Numerous land surface models exist for predicting water and energy fluxes in the terrestrial environment. These land surface models have different conceptualizations (i.e., process or physics based), together with structural differences in representing spatial variability, alternate empirical methods, mathematical formulations and computational approach. These inherent differences in modeling approach, and associated variations in outputs make it difficult to compare and contrast land surface models in a straight-forward manner. While model intercomparison studies have been undertaken in the past, leading to significant progress on the improvement of land surface models, additional framework towards identification of model weakness is needed. Given that land surface models are increasingly being integrated with satellite based estimates to improve their prediction skill, it is practical to undertake model intercomparison on the basis of soil moisture data assimilation. Consequently, this study compares two land surface models: the Joint UK Land Environment Simulator (JULES) and the Community Atmosphere Biosphere Land Exchange (CABLE) for soil moisture estimation and associated assessment of model uncertainty.

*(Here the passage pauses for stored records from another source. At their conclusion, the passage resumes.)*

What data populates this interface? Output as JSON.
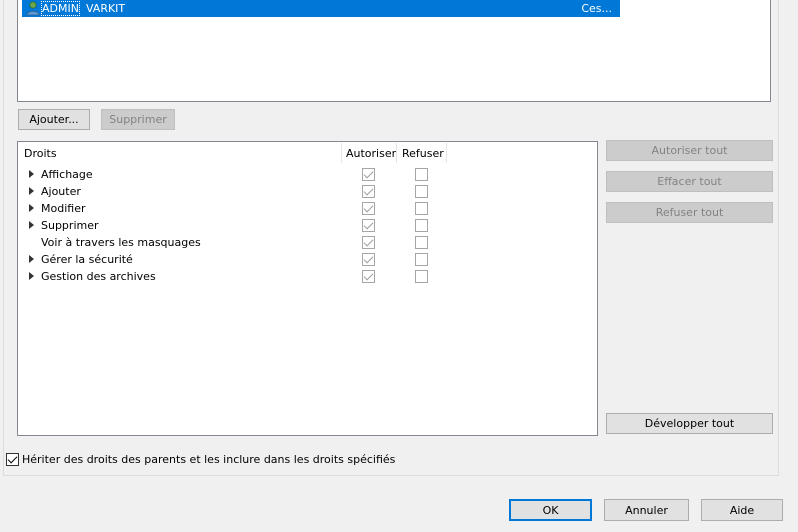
{
  "users": {
    "selected": {
      "name_part1": "ADMIN",
      "name_part2": "VARKIT",
      "description": "Ces..."
    }
  },
  "user_buttons": {
    "add_label": "Ajouter...",
    "remove_label": "Supprimer"
  },
  "rights_table": {
    "columns": {
      "rights": "Droits",
      "allow": "Autoriser",
      "deny": "Refuser"
    },
    "rows": [
      {
        "label": "Affichage",
        "expandable": true,
        "allow": true,
        "deny": false
      },
      {
        "label": "Ajouter",
        "expandable": true,
        "allow": true,
        "deny": false
      },
      {
        "label": "Modifier",
        "expandable": true,
        "allow": true,
        "deny": false
      },
      {
        "label": "Supprimer",
        "expandable": true,
        "allow": true,
        "deny": false
      },
      {
        "label": "Voir à travers les masquages",
        "expandable": false,
        "allow": true,
        "deny": false
      },
      {
        "label": "Gérer la sécurité",
        "expandable": true,
        "allow": true,
        "deny": false
      },
      {
        "label": "Gestion des archives",
        "expandable": true,
        "allow": true,
        "deny": false
      }
    ]
  },
  "side_buttons": {
    "allow_all": "Autoriser tout",
    "clear_all": "Effacer tout",
    "deny_all": "Refuser tout",
    "expand_all": "Développer tout"
  },
  "inherit": {
    "label": "Hériter des droits des parents et les inclure dans les droits spécifiés",
    "checked": true
  },
  "dialog_buttons": {
    "ok": "OK",
    "cancel": "Annuler",
    "help": "Aide"
  },
  "colors": {
    "selection": "#0078d7",
    "disabled_text": "#838383"
  }
}
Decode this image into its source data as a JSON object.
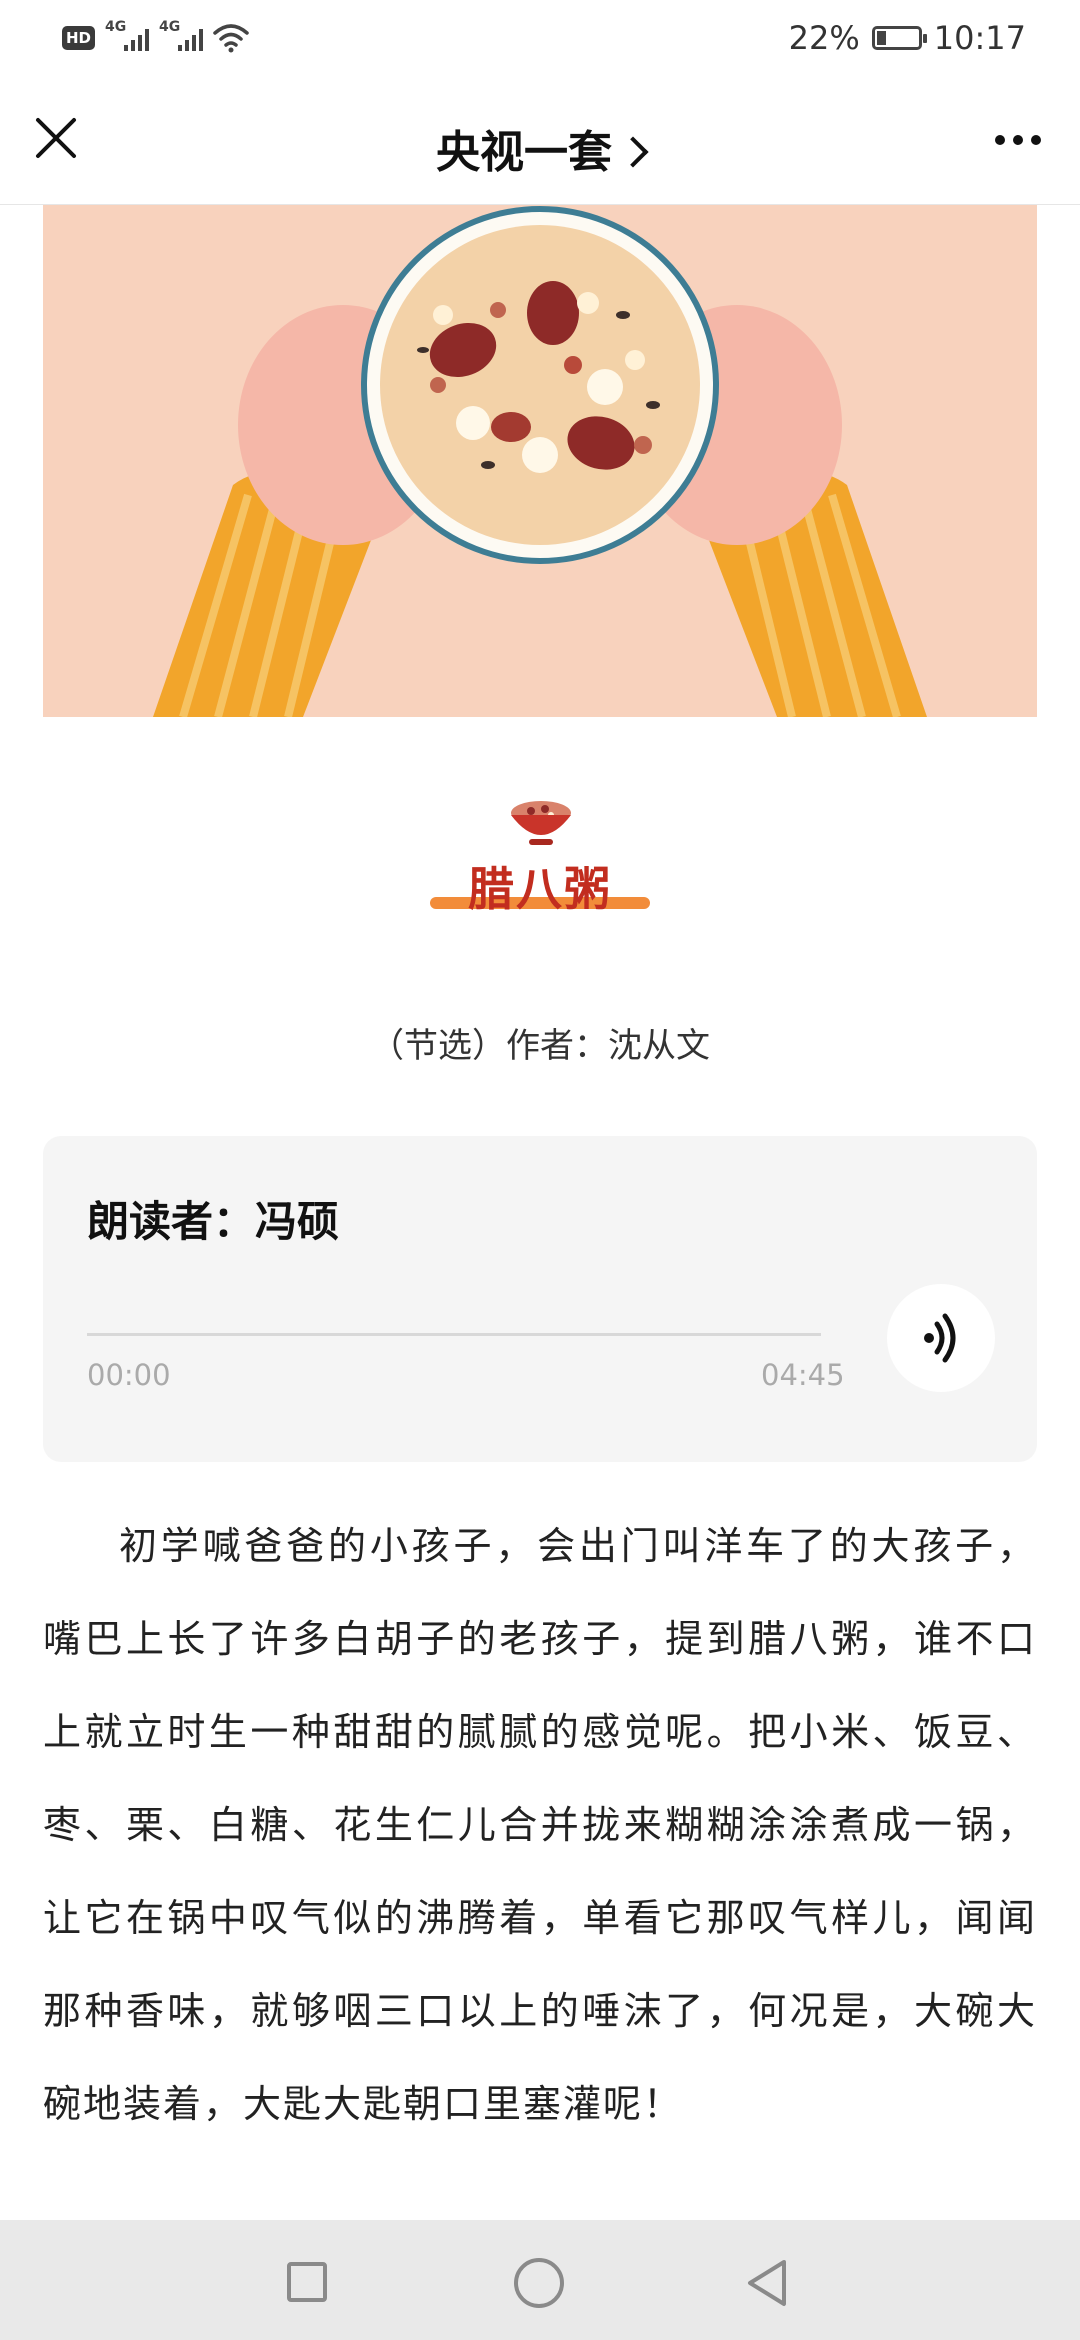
{
  "status_bar": {
    "hd_badge": "HD",
    "signal_1_label": "4G",
    "signal_2_label": "4G",
    "battery_percent": "22%",
    "battery_level": 0.22,
    "time": "10:17"
  },
  "nav": {
    "title": "央视一套"
  },
  "article": {
    "heading": "腊八粥",
    "byline": "（节选）作者：沈从文",
    "paragraph": "初学喊爸爸的小孩子，会出门叫洋车了的大孩子，嘴巴上长了许多白胡子的老孩子，提到腊八粥，谁不口上就立时生一种甜甜的腻腻的感觉呢。把小米、饭豆、枣、栗、白糖、花生仁儿合并拢来糊糊涂涂煮成一锅，让它在锅中叹气似的沸腾着，单看它那叹气样儿，闻闻那种香味，就够咽三口以上的唾沫了，何况是，大碗大碗地装着，大匙大匙朝口里塞灌呢！"
  },
  "audio": {
    "reader": "朗读者：冯硕",
    "current_time": "00:00",
    "duration": "04:45",
    "progress": 0
  },
  "colors": {
    "heading": "#c22d1f",
    "heading_underline": "#f28c3a",
    "hero_bg": "#f8d2bd",
    "sleeve": "#f2a52b",
    "card_bg": "#f5f5f5"
  },
  "icons": {
    "close": "close-icon",
    "more": "more-icon",
    "audio": "speaker-wave-icon",
    "sys_recent": "square-icon",
    "sys_home": "circle-icon",
    "sys_back": "triangle-back-icon"
  }
}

A retrieved soil moisture data set from the Soil Moisture and Ocean Salinity (SMOS) mission was assimilated into both models, with their updated estimates validated against in-situ soil moisture in the Yanco area, Australia. The findings show that the updated estimates from both models generally provided a more accurate estimate of soil moisture than the open loop estimate based on calibration alone. Moreover, the JULES output was found to provide a slightly better estimate of soil moisture than the CABLE output at both near-surface and deeper soil layers. An assessment of the updated membership in decision space also showed that the JULES model had a relatively stable, less sensitive, and more highly convergent internal dynamics than the CABLE model.